The fee for the course includes a required manual, which will be mailed to you prior to the first session. The cost for the course is $575 for members and $775 for non-members.


1/16/24   Session 1: Stress Management and Resiliency Science and Training
1/23/24   Session 2: The Relaxation Response
1/30/24   Session 3: Stress Awareness
2/6/24     Session 4: Mending Mind and Body
2/20/24   Session 5: Creating an Adaptive Perspective
2/27/24   Session 6: Promoting Positivity
3/5/24   Session 7: Healing States of Mind
3/12/24     Session 8: Humor and Staying Resilient

Speaker
Heather Clarke, DNP, CNM, APRN, LM, FACNM


Speaker Bio

Heather Clarke, DNP, CNM, APRN, LM, FACNM, is a graduate of the Columbia University Nurse-midwifery MSN program in 1979 and earned her DNP at Frontier University (2013-2014). Heather’s career in nurse-midwifery began in 1980, working in the NHSC, providing full-scope perinatal care primarily to low-income rural BIPOC women in SC. She has continued to provide care to low-income BIPOC families in collaborative practices from their homes to level 11 and 111 care facilities. She has served as faculty in several nurse-midwifery education programs, including Columbia University, SUNY Downstate, Frontier Nursing University, and, most recently, the University of Pennsylvania. Her expertise in developing and coordinating community-based midwifery-led practice models earned her recognition as a perinatal consultant in NY and NJ intermittently from 1991-present. Early in her career, Heather’s interest in integrative and complementary medicine began with her training and certification in Yoga and Meditation and progressed to certification in acupressure at the Ohashi Institute (1984.) She joined its founder and director, Wataru Ohashi in 1985 and 1986 to deliver pre-conference workshops in acupressure at the ACNM annual meeting. She became certified in sound acupressure therapy at Kairos Institute(1993). She was ABD as a doctoral student of integrative medicine at Capital University in 2003 when health challenges caused her to withdraw.

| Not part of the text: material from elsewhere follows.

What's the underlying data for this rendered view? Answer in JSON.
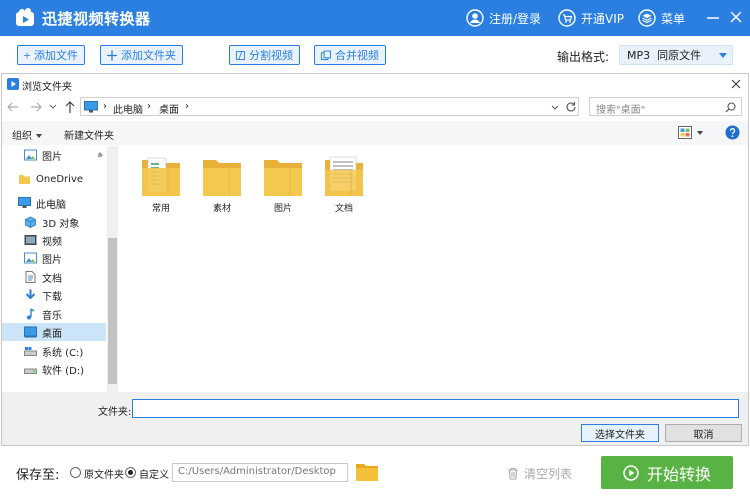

Fascinated with Dr. Lupien and McEwen's early neuroscience findings on allostatic stress and its implications for adverse perinatal outcomes, Heather was drawn to Dr. Henry Benson’s work on the resiliency response. In 2011, she enrolled in the SMART program at the Benson Henry Institute, curious to learn how she could use the program to help BIPOC pregnant clients decrease their ANS stress response to improve overall racially disparate perinatal outcomes. She later integrated aspects of the SMART program in her DNP capstone, 2014, to demonstrate its impact on mitigating stress with at-risk BIPOC preconception and pregnant clients. Personal health challenges forced her to integrate the program's life-saving stress reduction techniques into her daily habits. Returning to complete the SMART certification program in 2022, Heather intends to offer her version of trauma resolution and resiliency training for at-risk BIPOC women to help mitigate their allostatic stress levels and avoid serious perinatal complications while at the same time advocating for the elimination of social and structural conditions that lead to dispersant perinatal outcomes.